The bank bailouts made this blow even more severe. The cry of “the banks got bailed out, we got sold out” resonated in a country where people were losing jobs and homes while bankers walked away from the carnage with massive payouts.

In such a febrile environment, the ever-present threat was that workers might realize their collective class interest and begin to fight back. Austerity provided a way to alleviate this threat.

First, it would lead to job losses that would weaken worker organization. Second, it would make the threat of unemployment even more terrifying by chipping away at public services and the social security system.

Finally, it closed off alternatives to the status quo. Capitalism might be deeply unfair, but if there really was no money left, then it didn’t make sense to try anything different. Better to just hunker down and hope for things to improve.

Naturally, things did not improve. As I wrote in my piece for Tribune this quarter, the British economy, and indeed society more generally, has been eviscerated as a result of more than a decade of near-constant spending cuts.

The only exception to this period of retrenchment was the pandemic, when government spending increased sharply. Paradoxically, it was precisely this increase in spending that makes clear the class character of austerity.

Lobbyists like Cameron used their power within the British state to provide massive benefits to already wealthy men like Lex Greensill. At the same time, the government utterly failed to respond effectively to the crisis, leading to tens of thousands of preventable deaths, while working people lost their jobs and saw their incomes collapse.

Once the pandemic was over, we were once again informed that there was no money left. But the cash that had been spent hadn’t gone to working people. Of the money distributed through the furlough scheme, 50 percent went into debt repayments and rent. The money had gone to people like Lex Greensill.

The Bank of England lent billions on the cheap to some of the largest companies in the world.
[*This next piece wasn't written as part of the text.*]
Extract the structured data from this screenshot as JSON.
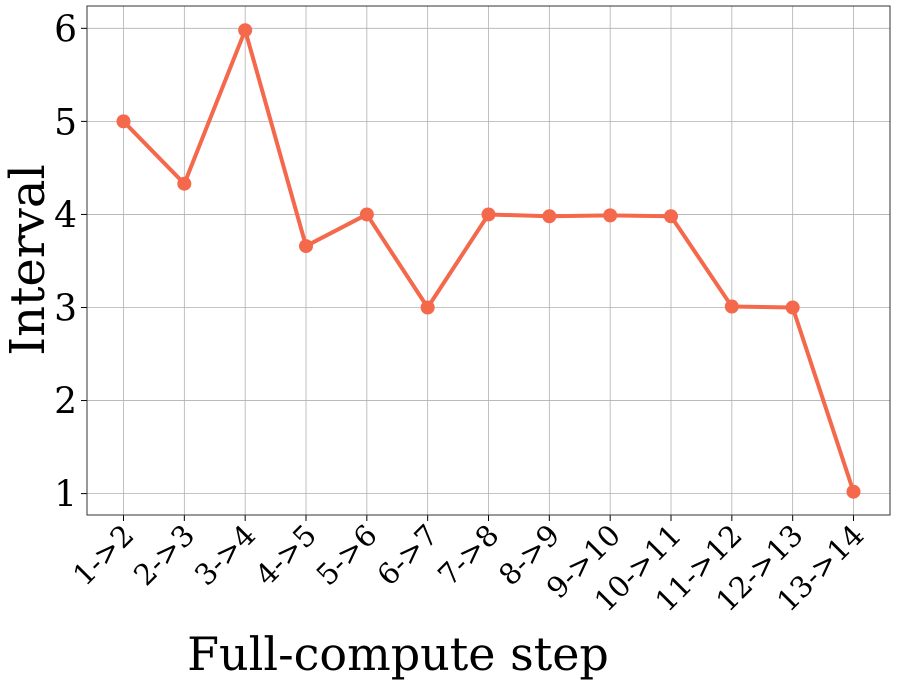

Twenty-one of the companies that accessed cash through the bank’s lending scheme paid out £11.5 billion to shareholders in the first half of 2020. Twenty-six of the companies laid off more than forty thousand workers.

Politicians like Cameron love to repeat the line that working people have grown fat off handouts provided by government. In fact, the people benefiting from the state’s largesse are the rich and powerful, who have close connections to those making decisions about economic policy.

The issue with austerity isn’t that the British state doesn’t spend enough money — it’s that all the money it does spend goes to the rich. Nothing proves this point better than the shameful career of David Cameron.